Depuis le 19 avril, le Nicaragua est entré dans la plus grande crise politique de ces trente dernières années [1]. Déclenchée par une réforme austéritaire du régime des retraites, la protestation initiale s’est transformée en insurrection généralisée sous l’effet de la féroce répression exercé par le régime autoritaire du président Daniel Ortega et de son épouse (et vice-présidente) Rosario Murillo contre les étudiants solidaires des retraités.
Les escadrons de la mort aux ordres du sinistre couple qui gère le pays comme sa propriété personnelle ont déjà assassiné près de 200 citoyens désarmés en deux mois et sèment la terreur à travers le pays. Des groupes paramilitaires lourdement armés tuent, kidnappent et torturent sous la protection de l’exécutif et avec la complicité des officiers de police. Des hommes masqués liés à des gangs aux ordres du gouvernement, à des troupes parapolicières ou à la police antiémeute et montés à bord de fourgonnettes, de taxis et de motos tirent des roquettes sur les quartiers, des établissements scolaires ou les centres commerciaux. Leur tactique consiste à brûler et/ou détruire des écoles, des centres de santé, des hôpitaux, des commerces, des centres de travail, pour créer le chaos en faisant croire à la population que ce sont les étudiants et les manifestants qui incendient les bâtiments publics. Mais le peuple n’est pas dupe et, dans son écrasante majorité – plus de 70 % selon les enquêtes récentes –, il réclame le départ des « nouveaux Somoza ».

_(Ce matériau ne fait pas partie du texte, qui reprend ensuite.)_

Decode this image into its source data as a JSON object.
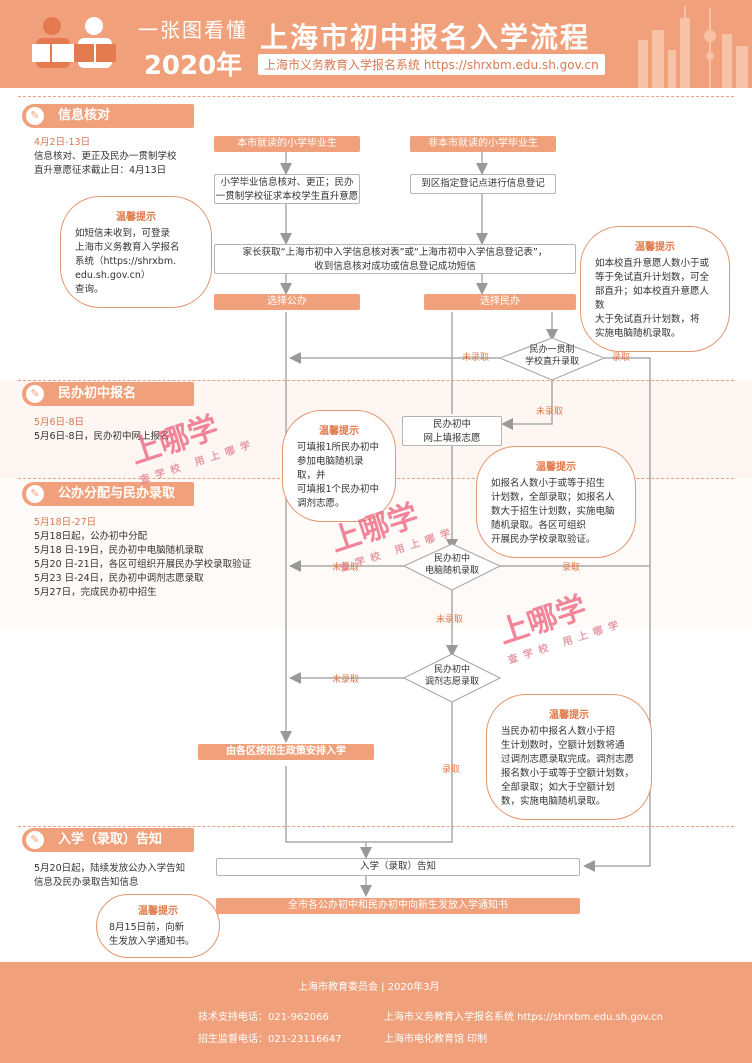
{
  "header": {
    "subtitle_line1": "一张图看懂",
    "subtitle_line2": "2020年",
    "title": "上海市初中报名入学流程",
    "system": "上海市义务教育入学报名系统 https://shrxbm.edu.sh.gov.cn"
  },
  "sections": {
    "s1": "信息核对",
    "s2": "民办初中报名",
    "s3": "公办分配与民办录取",
    "s4": "入学（录取）告知"
  },
  "side": {
    "s1_date": "4月2日-13日",
    "s1_l1": "信息核对、更正及民办一贯制学校",
    "s1_l2": "直升意愿征求截止日：4月13日",
    "s2_date": "5月6日-8日",
    "s2_l1": "5月6日-8日，民办初中网上报名",
    "s3_date": "5月18日-27日",
    "s3_l1": "5月18日起，公办初中分配",
    "s3_l2": "5月18 日-19日，民办初中电脑随机录取",
    "s3_l3": "5月20 日-21日，各区可组织开展民办学校录取验证",
    "s3_l4": "5月23 日-24日，民办初中调剂志愿录取",
    "s3_l5": "5月27日，完成民办初中招生",
    "s4_l1": "5月20日起，陆续发放公办入学告知",
    "s4_l2": "信息及民办录取告知信息"
  },
  "clouds": {
    "title": "温馨提示",
    "c1_l1": "如短信未收到，可登录",
    "c1_l2": "上海市义务教育入学报名",
    "c1_l3": "系统（https://shrxbm.",
    "c1_l4": "edu.sh.gov.cn）",
    "c1_l5": "查询。",
    "c2_l1": "如本校直升意愿人数小于或",
    "c2_l2": "等于免试直升计划数，可全",
    "c2_l3": "部直升；如本校直升意愿人数",
    "c2_l4": "大于免试直升计划数，将",
    "c2_l5": "实施电脑随机录取。",
    "c3_l1": "可填报1所民办初中",
    "c3_l2": "参加电脑随机录取，并",
    "c3_l3": "可填报1个民办初中",
    "c3_l4": "调剂志愿。",
    "c4_l1": "如报名人数小于或等于招生",
    "c4_l2": "计划数，全部录取；如报名人",
    "c4_l3": "数大于招生计划数，实施电脑",
    "c4_l4": "随机录取。各区可组织",
    "c4_l5": "开展民办学校录取验证。",
    "c5_l1": "当民办初中报名人数小于招",
    "c5_l2": "生计划数时，空额计划数将通",
    "c5_l3": "过调剂志愿录取完成。调剂志愿",
    "c5_l4": "报名数小于或等于空额计划数，",
    "c5_l5": "全部录取；如大于空额计划",
    "c5_l6": "数，实施电脑随机录取。",
    "c6_l1": "8月15日前，向新",
    "c6_l2": "生发放入学通知书。"
  },
  "flow": {
    "local_students": "本市就读的小学毕业生",
    "nonlocal_students": "非本市就读的小学毕业生",
    "verify_l1": "小学毕业信息核对、更正；民办",
    "verify_l2": "一贯制学校征求本校学生直升意愿",
    "register": "到区指定登记点进行信息登记",
    "parent_l1": "家长获取“上海市初中入学信息核对表”或“上海市初中入学信息登记表”，",
    "parent_l2": "收到信息核对成功或信息登记成功短信",
    "choose_public": "选择公办",
    "choose_private": "选择民办",
    "direct_l1": "民办一贯制",
    "direct_l2": "学校直升录取",
    "online_l1": "民办初中",
    "online_l2": "网上填报志愿",
    "lottery_l1": "民办初中",
    "lottery_l2": "电脑随机录取",
    "adjust_l1": "民办初中",
    "adjust_l2": "调剂志愿录取",
    "district": "由各区按招生政策安排入学",
    "notify": "入学（录取）告知",
    "notice": "全市各公办初中和民办初中向新生发放入学通知书",
    "not_admitted": "未录取",
    "admitted": "录取"
  },
  "watermark": {
    "brand": "上哪学",
    "slogan": "查学校 用上哪学"
  },
  "footer": {
    "org": "上海市教育委员会 | 2020年3月",
    "tech": "技术支持电话：021-962066",
    "supervise": "招生监督电话：021-23116647",
    "system": "上海市义务教育入学报名系统 https://shrxbm.edu.sh.gov.cn",
    "print": "上海市电化教育馆 印制"
  },
  "colors": {
    "accent": "#f0a07a",
    "accent_text": "#e07a4a",
    "watermark": "#ee5f7a"
  }
}
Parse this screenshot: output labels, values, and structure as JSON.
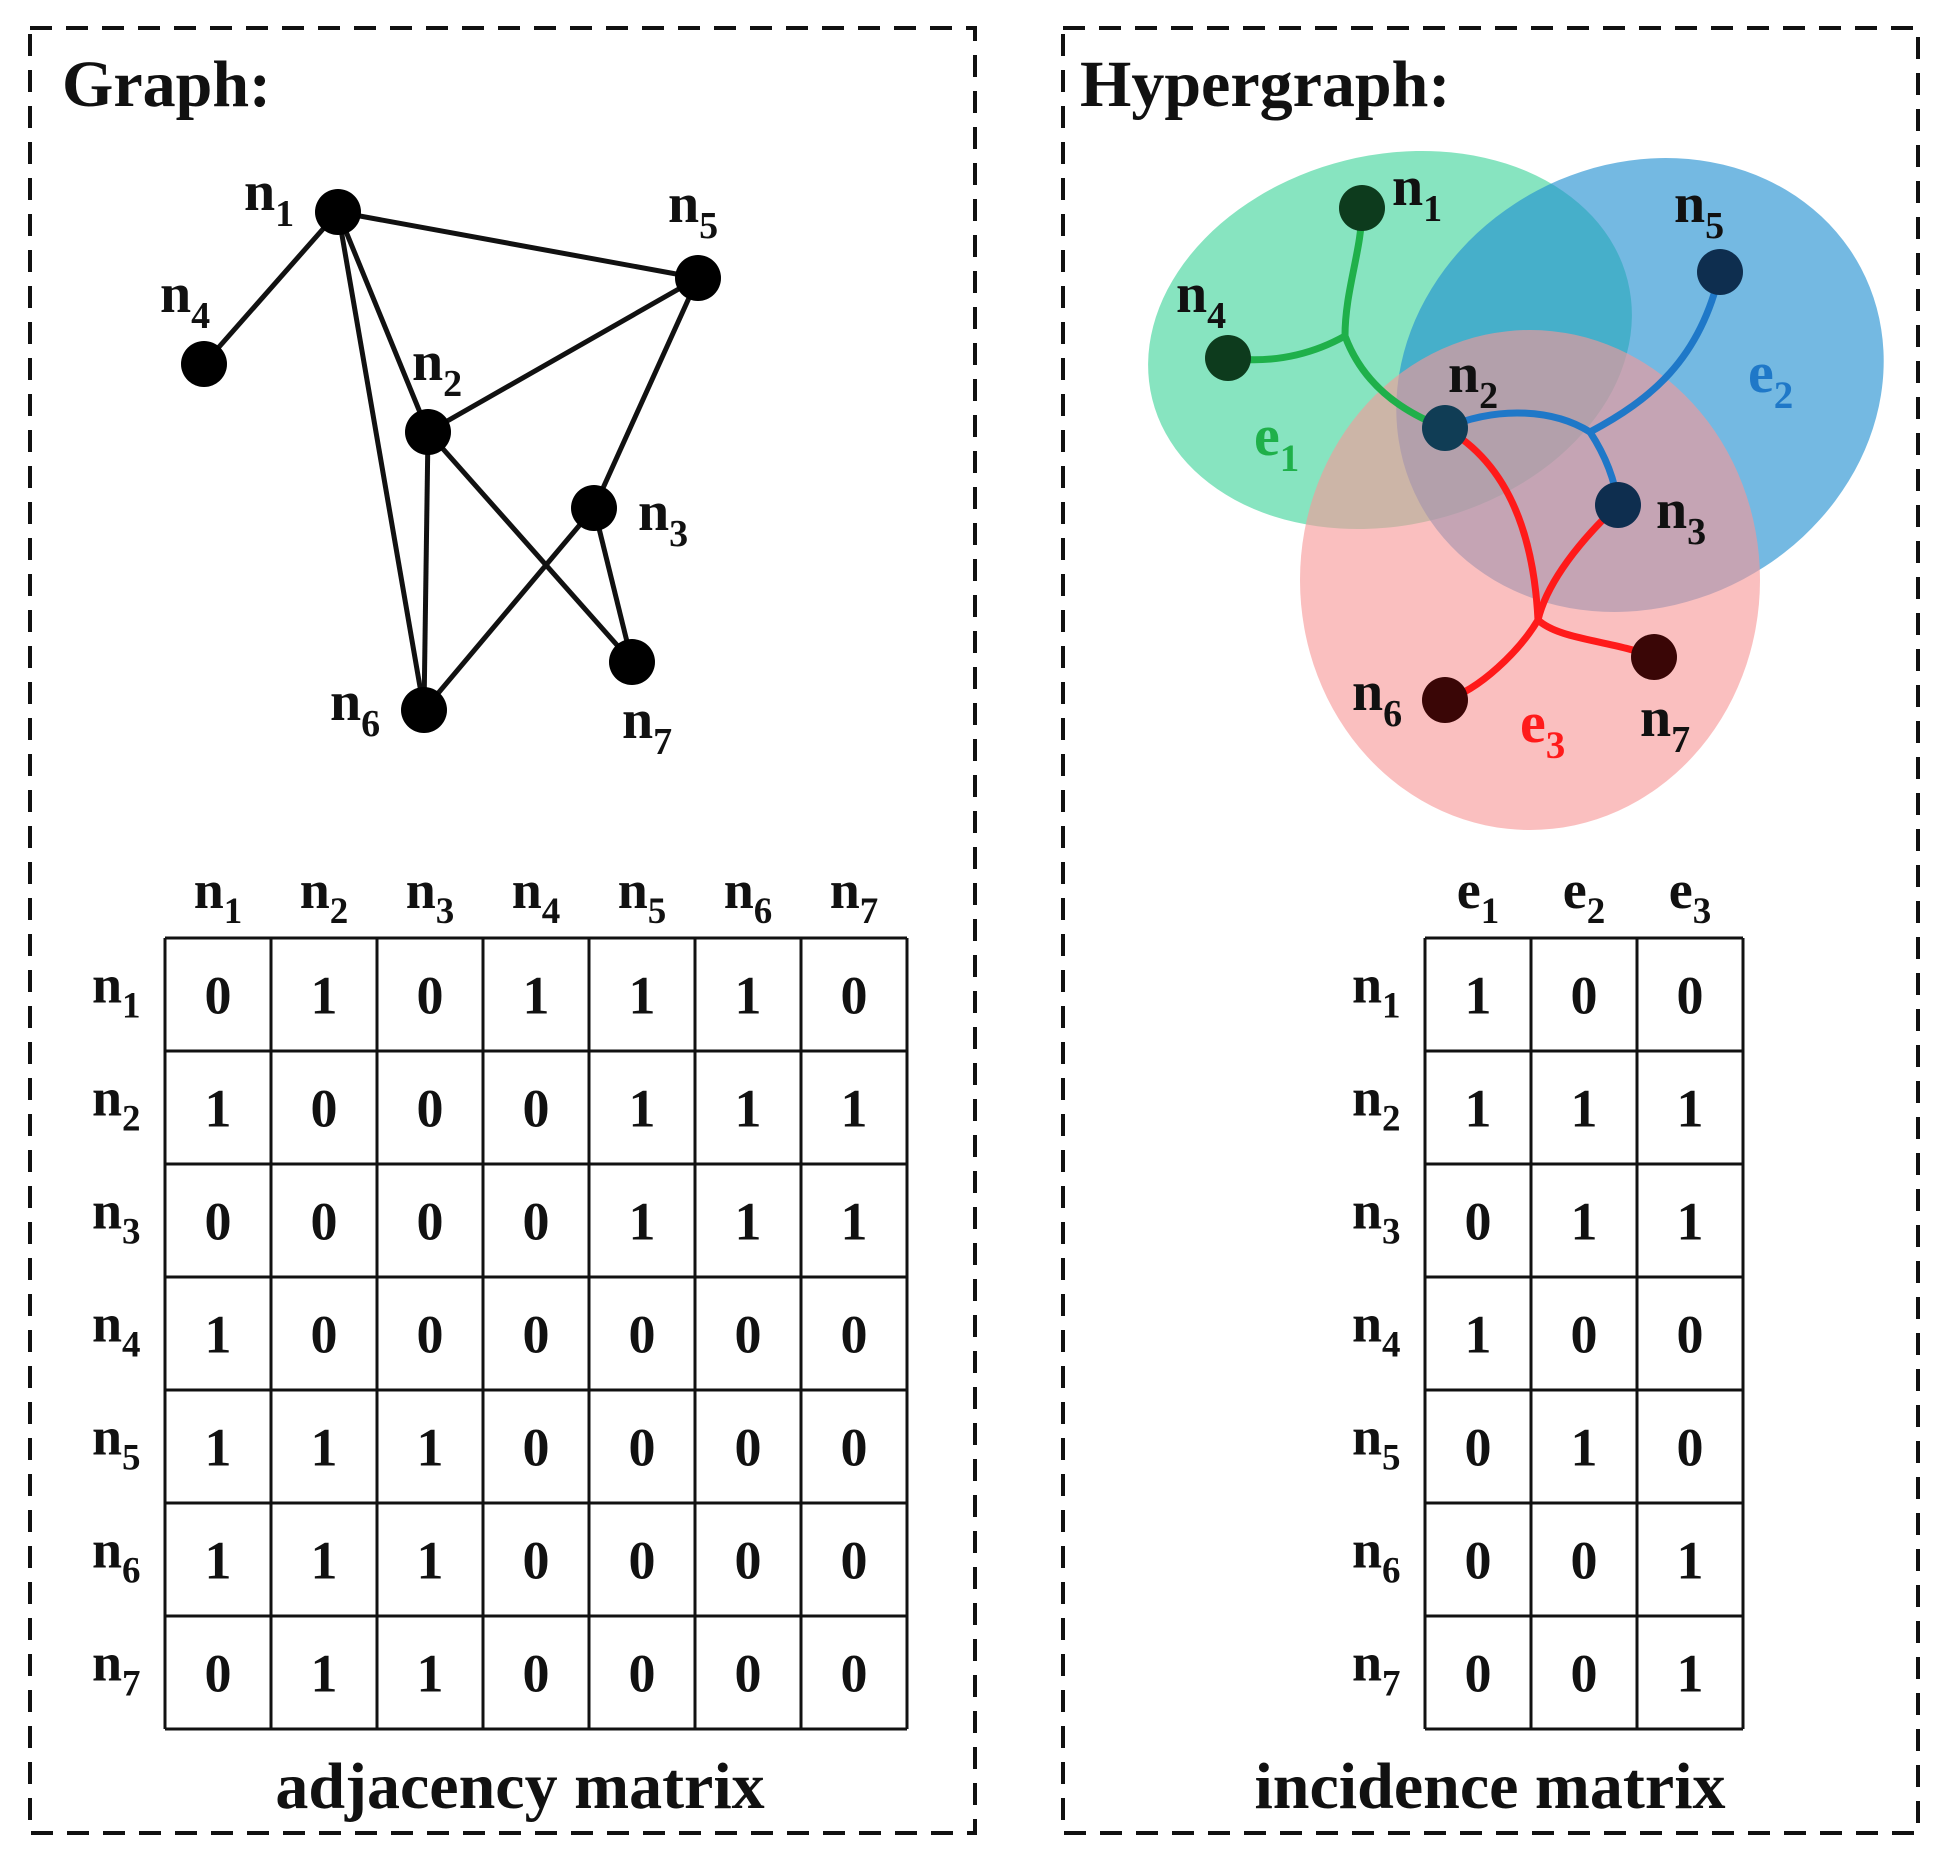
{
  "graph": {
    "title": "Graph:",
    "caption": "adjacency matrix",
    "nodes": [
      {
        "id": "n1",
        "base": "n",
        "sub": "1"
      },
      {
        "id": "n2",
        "base": "n",
        "sub": "2"
      },
      {
        "id": "n3",
        "base": "n",
        "sub": "3"
      },
      {
        "id": "n4",
        "base": "n",
        "sub": "4"
      },
      {
        "id": "n5",
        "base": "n",
        "sub": "5"
      },
      {
        "id": "n6",
        "base": "n",
        "sub": "6"
      },
      {
        "id": "n7",
        "base": "n",
        "sub": "7"
      }
    ],
    "edges": [
      [
        "n1",
        "n4"
      ],
      [
        "n1",
        "n5"
      ],
      [
        "n1",
        "n2"
      ],
      [
        "n1",
        "n6"
      ],
      [
        "n2",
        "n5"
      ],
      [
        "n2",
        "n6"
      ],
      [
        "n2",
        "n7"
      ],
      [
        "n5",
        "n3"
      ],
      [
        "n3",
        "n6"
      ],
      [
        "n3",
        "n7"
      ]
    ],
    "matrix": {
      "col_headers": [
        {
          "base": "n",
          "sub": "1"
        },
        {
          "base": "n",
          "sub": "2"
        },
        {
          "base": "n",
          "sub": "3"
        },
        {
          "base": "n",
          "sub": "4"
        },
        {
          "base": "n",
          "sub": "5"
        },
        {
          "base": "n",
          "sub": "6"
        },
        {
          "base": "n",
          "sub": "7"
        }
      ],
      "row_headers": [
        {
          "base": "n",
          "sub": "1"
        },
        {
          "base": "n",
          "sub": "2"
        },
        {
          "base": "n",
          "sub": "3"
        },
        {
          "base": "n",
          "sub": "4"
        },
        {
          "base": "n",
          "sub": "5"
        },
        {
          "base": "n",
          "sub": "6"
        },
        {
          "base": "n",
          "sub": "7"
        }
      ],
      "rows": [
        [
          "0",
          "1",
          "0",
          "1",
          "1",
          "1",
          "0"
        ],
        [
          "1",
          "0",
          "0",
          "0",
          "1",
          "1",
          "1"
        ],
        [
          "0",
          "0",
          "0",
          "0",
          "1",
          "1",
          "1"
        ],
        [
          "1",
          "0",
          "0",
          "0",
          "0",
          "0",
          "0"
        ],
        [
          "1",
          "1",
          "1",
          "0",
          "0",
          "0",
          "0"
        ],
        [
          "1",
          "1",
          "1",
          "0",
          "0",
          "0",
          "0"
        ],
        [
          "0",
          "1",
          "1",
          "0",
          "0",
          "0",
          "0"
        ]
      ]
    }
  },
  "hypergraph": {
    "title": "Hypergraph:",
    "caption": "incidence matrix",
    "hyperedges": [
      {
        "id": "e1",
        "base": "e",
        "sub": "1",
        "fill": "#3dd39a",
        "stroke": "#1fb04a",
        "label_color": "#1fb04a"
      },
      {
        "id": "e2",
        "base": "e",
        "sub": "2",
        "fill": "#1f8ed0",
        "stroke": "#1f78c8",
        "label_color": "#1f78c8"
      },
      {
        "id": "e3",
        "base": "e",
        "sub": "3",
        "fill": "#f79797",
        "stroke": "#ff1a1a",
        "label_color": "#ff1a1a"
      }
    ],
    "nodes": [
      {
        "id": "n1",
        "base": "n",
        "sub": "1",
        "fill": "#0d3b1d"
      },
      {
        "id": "n2",
        "base": "n",
        "sub": "2",
        "fill": "#103d55"
      },
      {
        "id": "n3",
        "base": "n",
        "sub": "3",
        "fill": "#0e2e4f"
      },
      {
        "id": "n4",
        "base": "n",
        "sub": "4",
        "fill": "#0d3b1d"
      },
      {
        "id": "n5",
        "base": "n",
        "sub": "5",
        "fill": "#0e2e4f"
      },
      {
        "id": "n6",
        "base": "n",
        "sub": "6",
        "fill": "#3a0606"
      },
      {
        "id": "n7",
        "base": "n",
        "sub": "7",
        "fill": "#3a0606"
      }
    ],
    "matrix": {
      "col_headers": [
        {
          "base": "e",
          "sub": "1"
        },
        {
          "base": "e",
          "sub": "2"
        },
        {
          "base": "e",
          "sub": "3"
        }
      ],
      "row_headers": [
        {
          "base": "n",
          "sub": "1"
        },
        {
          "base": "n",
          "sub": "2"
        },
        {
          "base": "n",
          "sub": "3"
        },
        {
          "base": "n",
          "sub": "4"
        },
        {
          "base": "n",
          "sub": "5"
        },
        {
          "base": "n",
          "sub": "6"
        },
        {
          "base": "n",
          "sub": "7"
        }
      ],
      "rows": [
        [
          "1",
          "0",
          "0"
        ],
        [
          "1",
          "1",
          "1"
        ],
        [
          "0",
          "1",
          "1"
        ],
        [
          "1",
          "0",
          "0"
        ],
        [
          "0",
          "1",
          "0"
        ],
        [
          "0",
          "0",
          "1"
        ],
        [
          "0",
          "0",
          "1"
        ]
      ]
    }
  }
}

Aujourd’hui âgé de plus de 90 ans, Ernesto Cardenal, poète de renommée mondiale, ancien prêtre, pionnier de la Théologie de la Libération, ministre de la Culture du gouvernement sandiniste entre 1979 et 1987 (son frère Fernando, également prêtre, fut alors ministre de l’Éducation), reste une figure incontournable de l’histoire révolutionnaire du Nicaragua. Dans une lettre ouverte (voir ci-dessous) co-signée par les étudiants rebelles de la Coordination universitaire pour la Démocratie et la Justice, il appelle les progressistes du monde entier et la communauté internationale à réagir et à se prononcer [2]. De nombreux autres représentants du sandinisme historique dénoncent la répression. Pour James Wheelock, un des neuf commandants originaires du Front sandiniste de Libération nationale (FSLN), « cette lente escalade de violence pourrait se transformer en conflit armé de basse intensité. La communauté internationale ne semble pas comprendre la gravité de la situation et, pendant ce temps, la population est sans défense. » [3]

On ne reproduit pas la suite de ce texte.